SocialCommunity Management Basics: 7 Tips for Marketers

Community Management Basics: 7 Tips for Marketers

An effective community manager will engage your followers/customers, amplify the visibility of your content, drive more traffic to that content, and send the right social signals to search engines. Here are the key elements of community management.

Community

Properly integrating search, social, and content marketing will increase the odds that your digital marketing strategy will succeed. An effective community manager will help engage your followers/customers, amplify the visibility of your content, and drive more traffic to that content, sending social signals to search engines that your website is important, popular, or authoritative.

What are the key elements of a truly successful community management strategy? Here are seven basic elements of community management for marketers.

1. Know What You’re Trying to Accomplish

As with any marketing strategy you must first identify your goals.

Because some might be quick to jump to a goal such as increasing your number of Twitter followers by 67 percent, you should discuss exactly what this means.

Don’t focus just on quantity. Focus on the quality of your online community. Determine what business problem you can help your community solve and measure true engagement and interaction with your community.

2. Bite Off Only What You Can Chew

One of the biggest crimes a community manager can commit is trying to spread themselves too far or be too much to too many people.

After determining who your audience is and what they care about, you will be able to better select which social channels, forums or other sources will be the best place to interact with them.

Start small.
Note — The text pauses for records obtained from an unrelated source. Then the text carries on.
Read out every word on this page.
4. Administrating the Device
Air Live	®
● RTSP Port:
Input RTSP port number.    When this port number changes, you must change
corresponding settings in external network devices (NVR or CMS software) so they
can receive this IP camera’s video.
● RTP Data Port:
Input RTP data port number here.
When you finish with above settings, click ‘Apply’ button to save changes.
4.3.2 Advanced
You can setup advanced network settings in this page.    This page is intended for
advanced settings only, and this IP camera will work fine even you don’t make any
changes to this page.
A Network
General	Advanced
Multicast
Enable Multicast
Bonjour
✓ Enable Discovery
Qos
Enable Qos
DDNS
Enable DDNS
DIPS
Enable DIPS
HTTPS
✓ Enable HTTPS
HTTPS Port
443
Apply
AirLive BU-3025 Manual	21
Begin building your community in a meaningful way on a select number of channels and then create a roadmap for growth.

3. Show Dedication

Community management is no easy undertaking. It requires constant attention and adaptability.

Rachel King, former Adobe senior community manager, was once quoted as saying “When you’re a community manager, you’re on 24/7. Good or bad, something huge can happen at any time, and when it does, social is the first place it hits.”
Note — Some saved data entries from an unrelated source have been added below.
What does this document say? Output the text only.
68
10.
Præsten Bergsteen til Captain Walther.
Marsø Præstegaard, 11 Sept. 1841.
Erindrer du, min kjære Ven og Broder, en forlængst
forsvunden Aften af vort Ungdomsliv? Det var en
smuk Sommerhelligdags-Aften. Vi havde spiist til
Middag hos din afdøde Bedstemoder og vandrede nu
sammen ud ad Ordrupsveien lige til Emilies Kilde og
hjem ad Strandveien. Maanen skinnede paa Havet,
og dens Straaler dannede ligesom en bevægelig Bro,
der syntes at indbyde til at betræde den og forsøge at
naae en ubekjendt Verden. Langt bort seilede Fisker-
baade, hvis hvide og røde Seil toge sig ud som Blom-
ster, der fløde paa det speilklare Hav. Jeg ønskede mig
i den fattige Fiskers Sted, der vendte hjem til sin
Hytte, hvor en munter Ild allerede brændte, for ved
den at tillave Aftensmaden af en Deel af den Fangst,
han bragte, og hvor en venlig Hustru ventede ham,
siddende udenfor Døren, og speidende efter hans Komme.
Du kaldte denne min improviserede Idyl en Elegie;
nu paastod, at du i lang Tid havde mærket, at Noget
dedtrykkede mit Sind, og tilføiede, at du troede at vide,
This means not only dedicating time to creating and following a process to ensure you take advantage of every opportunity to connect, but making yourself available whenever needed to field questions or address concerns.

4. Be a People Person

If you don’t consider yourself to be a “people person,” then community management may not be the right fit for you.
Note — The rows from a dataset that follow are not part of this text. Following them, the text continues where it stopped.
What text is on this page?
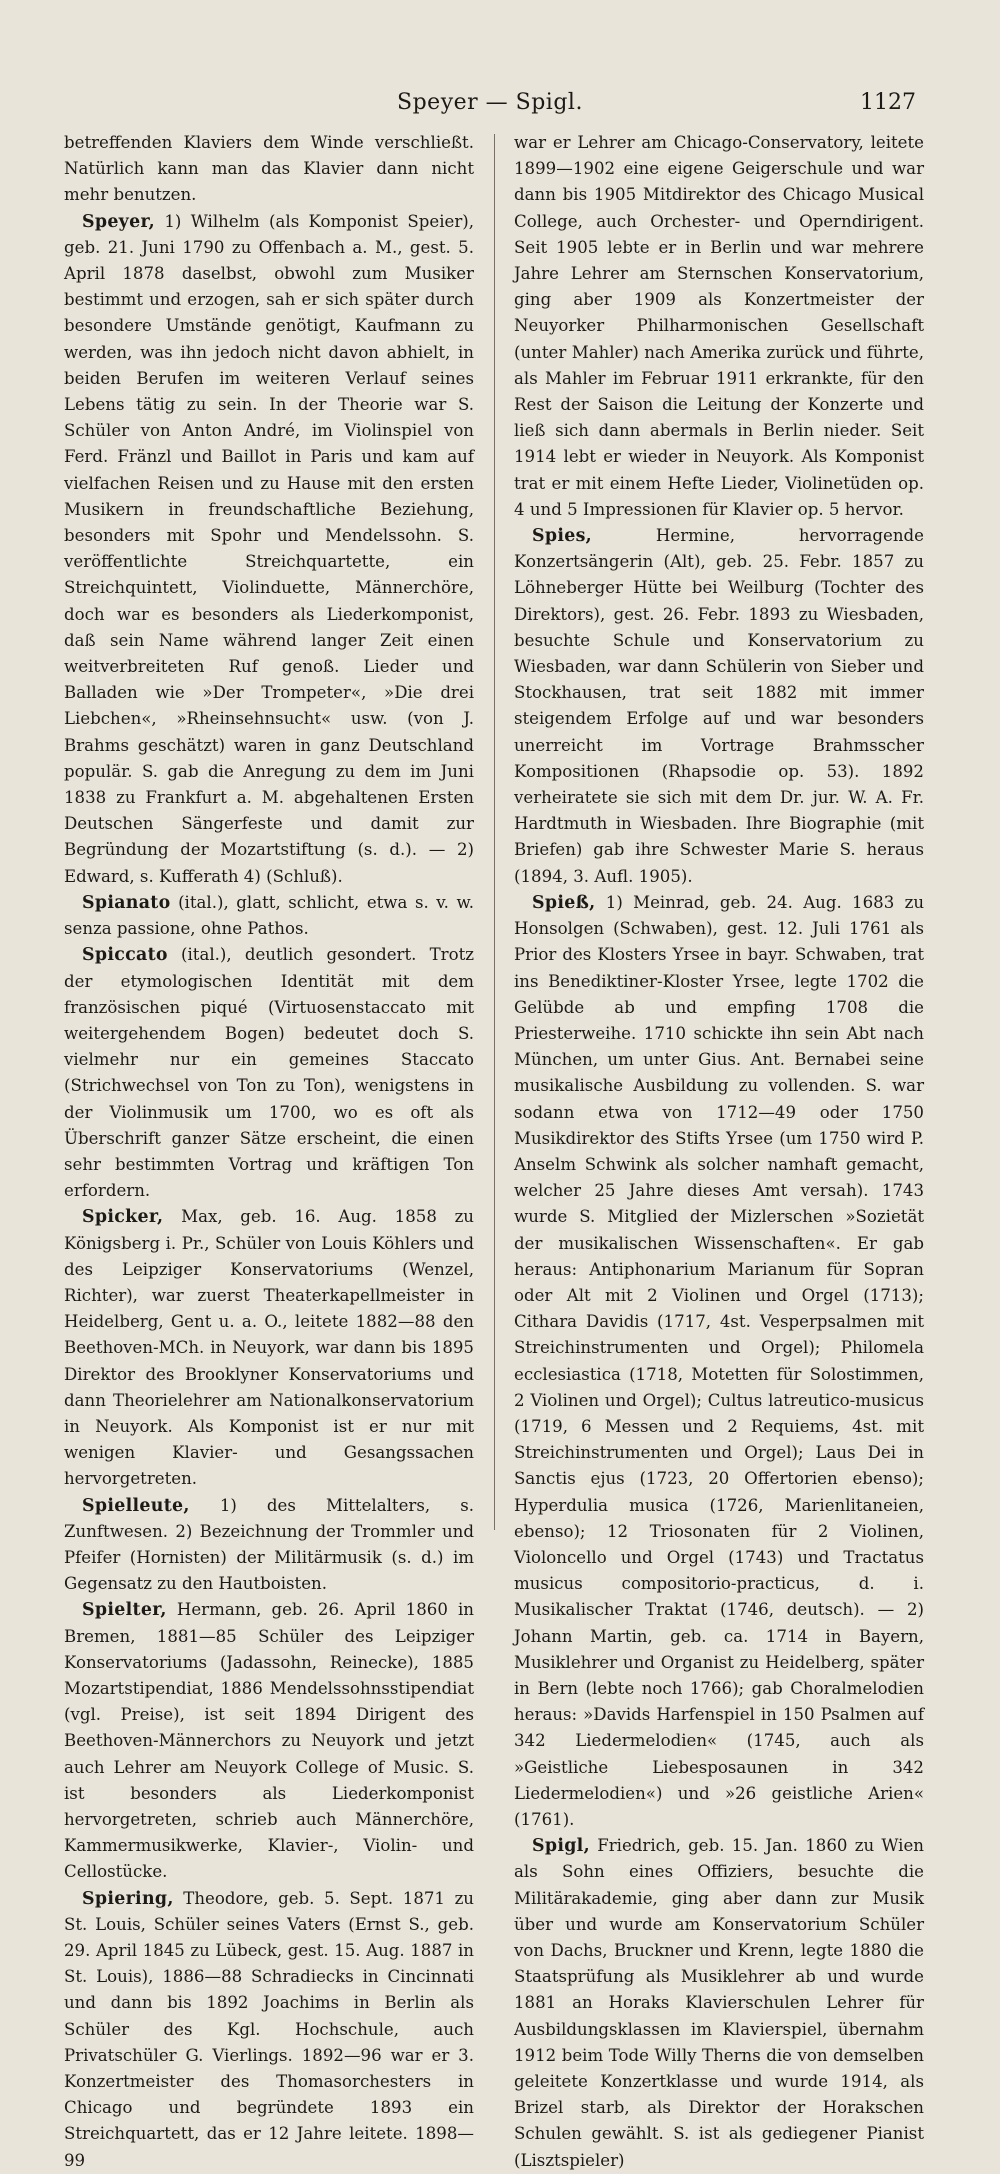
Speyer — Spigl.	1127

betreffenden Klaviers dem Winde verschließt. Natürlich kann man das Klavier dann nicht mehr benutzen.

Speyer, 1) Wilhelm (als Komponist Speier), geb. 21. Juni 1790 zu Offenbach a. M., gest. 5. April 1878 daselbst, obwohl zum Musiker bestimmt und erzogen, sah er sich später durch besondere Umstände genötigt, Kaufmann zu werden, was ihn jedoch nicht davon abhielt, in beiden Berufen im weiteren Verlauf seines Lebens tätig zu sein. In der Theorie war S. Schüler von Anton André, im Violinspiel von Ferd. Fränzl und Baillot in Paris und kam auf vielfachen Reisen und zu Hause mit den ersten Musikern in freundschaftliche Beziehung, besonders mit Spohr und Mendelssohn. S. veröffentlichte Streichquartette, ein Streichquintett, Violinduette, Männerchöre, doch war es besonders als Liederkomponist, daß sein Name während langer Zeit einen weitverbreiteten Ruf genoß. Lieder und Balladen wie »Der Trompeter«, »Die drei Liebchen«, »Rheinsehnsucht« usw. (von J. Brahms geschätzt) waren in ganz Deutschland populär. S. gab die Anregung zu dem im Juni 1838 zu Frankfurt a. M. abgehaltenen Ersten Deutschen Sängerfeste und damit zur Begründung der Mozartstiftung (s. d.). — 2) Edward, s. Kufferath 4) (Schluß).

Spianato (ital.), glatt, schlicht, etwa s. v. w. senza passione, ohne Pathos.

Spiccato (ital.), deutlich gesondert. Trotz der etymologischen Identität mit dem französischen piqué (Virtuosenstaccato mit weitergehendem Bogen) bedeutet doch S. vielmehr nur ein gemeines Staccato (Strichwechsel von Ton zu Ton), wenigstens in der Violinmusik um 1700, wo es oft als Überschrift ganzer Sätze erscheint, die einen sehr bestimmten Vortrag und kräftigen Ton erfordern.

Spicker, Max, geb. 16. Aug. 1858 zu Königsberg i. Pr., Schüler von Louis Köhlers und des Leipziger Konservatoriums (Wenzel, Richter), war zuerst Theaterkapellmeister in Heidelberg, Gent u. a. O., leitete 1882—88 den Beethoven-MCh. in Neuyork, war dann bis 1895 Direktor des Brooklyner Konservatoriums und dann Theorielehrer am Nationalkonservatorium in Neuyork. Als Komponist ist er nur mit wenigen Klavier- und Gesangssachen hervorgetreten.

Spielleute, 1) des Mittelalters, s. Zunftwesen. 2) Bezeichnung der Trommler und Pfeifer (Hornisten) der Militärmusik (s. d.) im Gegensatz zu den Hautboisten.

Spielter, Hermann, geb. 26. April 1860 in Bremen, 1881—85 Schüler des Leipziger Konservatoriums (Jadassohn, Reinecke), 1885 Mozartstipendiat, 1886 Mendelssohnsstipendiat (vgl. Preise), ist seit 1894 Dirigent des Beethoven-Männerchors zu Neuyork und jetzt auch Lehrer am Neuyork College of Music. S. ist besonders als Liederkomponist hervorgetreten, schrieb auch Männerchöre, Kammermusikwerke, Klavier-, Violin- und Cellostücke.

Spiering, Theodore, geb. 5. Sept. 1871 zu St. Louis, Schüler seines Vaters (Ernst S., geb. 29. April 1845 zu Lübeck, gest. 15. Aug. 1887 in St. Louis), 1886—88 Schradiecks in Cincinnati und dann bis 1892 Joachims in Berlin als Schüler des Kgl. Hochschule, auch Privatschüler G. Vierlings. 1892—96 war er 3. Konzertmeister des Thomasorchesters in Chicago und begründete 1893 ein Streichquartett, das er 12 Jahre leitete. 1898—99

war er Lehrer am Chicago-Conservatory, leitete 1899—1902 eine eigene Geigerschule und war dann bis 1905 Mitdirektor des Chicago Musical College, auch Orchester- und Operndirigent. Seit 1905 lebte er in Berlin und war mehrere Jahre Lehrer am Sternschen Konservatorium, ging aber 1909 als Konzertmeister der Neuyorker Philharmonischen Gesellschaft (unter Mahler) nach Amerika zurück und führte, als Mahler im Februar 1911 erkrankte, für den Rest der Saison die Leitung der Konzerte und ließ sich dann abermals in Berlin nieder. Seit 1914 lebt er wieder in Neuyork. Als Komponist trat er mit einem Hefte Lieder, Violinetüden op. 4 und 5 Impressionen für Klavier op. 5 hervor.

Spies, Hermine, hervorragende Konzertsängerin (Alt), geb. 25. Febr. 1857 zu Löhneberger Hütte bei Weilburg (Tochter des Direktors), gest. 26. Febr. 1893 zu Wiesbaden, besuchte Schule und Konservatorium zu Wiesbaden, war dann Schülerin von Sieber und Stockhausen, trat seit 1882 mit immer steigendem Erfolge auf und war besonders unerreicht im Vortrage Brahmsscher Kompositionen (Rhapsodie op. 53). 1892 verheiratete sie sich mit dem Dr. jur. W. A. Fr. Hardtmuth in Wiesbaden. Ihre Biographie (mit Briefen) gab ihre Schwester Marie S. heraus (1894, 3. Aufl. 1905).

Spieß, 1) Meinrad, geb. 24. Aug. 1683 zu Honsolgen (Schwaben), gest. 12. Juli 1761 als Prior des Klosters Yrsee in bayr. Schwaben, trat ins Benediktiner-Kloster Yrsee, legte 1702 die Gelübde ab und empfing 1708 die Priesterweihe. 1710 schickte ihn sein Abt nach München, um unter Gius. Ant. Bernabei seine musikalische Ausbildung zu vollenden. S. war sodann etwa von 1712—49 oder 1750 Musikdirektor des Stifts Yrsee (um 1750 wird P. Anselm Schwink als solcher namhaft gemacht, welcher 25 Jahre dieses Amt versah). 1743 wurde S. Mitglied der Mizlerschen »Sozietät der musikalischen Wissenschaften«. Er gab heraus: Antiphonarium Marianum für Sopran oder Alt mit 2 Violinen und Orgel (1713); Cithara Davidis (1717, 4st. Vesperpsalmen mit Streichinstrumenten und Orgel); Philomela ecclesiastica (1718, Motetten für Solostimmen, 2 Violinen und Orgel); Cultus latreutico-musicus (1719, 6 Messen und 2 Requiems, 4st. mit Streichinstrumenten und Orgel); Laus Dei in Sanctis ejus (1723, 20 Offertorien ebenso); Hyperdulia musica (1726, Marienlitaneien, ebenso); 12 Triosonaten für 2 Violinen, Violoncello und Orgel (1743) und Tractatus musicus compositorio-practicus, d. i. Musikalischer Traktat (1746, deutsch). — 2) Johann Martin, geb. ca. 1714 in Bayern, Musiklehrer und Organist zu Heidelberg, später in Bern (lebte noch 1766); gab Choralmelodien heraus: »Davids Harfenspiel in 150 Psalmen auf 342 Liedermelodien« (1745, auch als »Geistliche Liebesposaunen in 342 Liedermelodien«) und »26 geistliche Arien« (1761).

Spigl, Friedrich, geb. 15. Jan. 1860 zu Wien als Sohn eines Offiziers, besuchte die Militärakademie, ging aber dann zur Musik über und wurde am Konservatorium Schüler von Dachs, Bruckner und Krenn, legte 1880 die Staatsprüfung als Musiklehrer ab und wurde 1881 an Horaks Klavierschulen Lehrer für Ausbildungsklassen im Klavierspiel, übernahm 1912 beim Tode Willy Therns die von demselben geleitete Konzertklasse und wurde 1914, als Brizel starb, als Direktor der Horakschen Schulen gewählt. S. ist als gediegener Pianist (Lisztspieler)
Consider your online persona as an extension of your real life.

As the face of your brand (or client’s brands) it’s important that you be conversational, approachable, rational, and quick to jump in and help.

5. Always Measure Success & Failure

Let’s face it; there will be times when you knock it out of the park, and times when you strike out. It’s important that you accept that this will happen and that you learn how to evolve your strategy in the future.

Being able to pinpoint the cause of your success or failure is incredibly helpful in determining a long-term strategy.

6. Empower Your Audience

A successful online community will contain mostly user-generated content.

If your social profiles consist mainly of links to your content, news you have and don’t entice any interaction, you’re in trouble. You’ll have outspoken members and those that take a little more prodding.

Enable your community to speak up by enticing them with questions and content that inspire a reaction.

7. Storytelling Helps You Relate to Your Audience

People love getting lost in a story. It helps paint a picture of a situation and makes them feel like it is something they have or could experience.

During his six years at Ford, Scott Monty provided a stellar example of how an organization can take storytelling to the next level.

One of Monty’s best pieces of advice is that people love being entertained and that if you have a good product your customers will tell your story for you. Sometimes it just might take a little extra encouragement.

Rate Your Community Management

What do you feel has been your biggest community management success and failure? If you had to choose, what would you say are your top three measurements of community management success?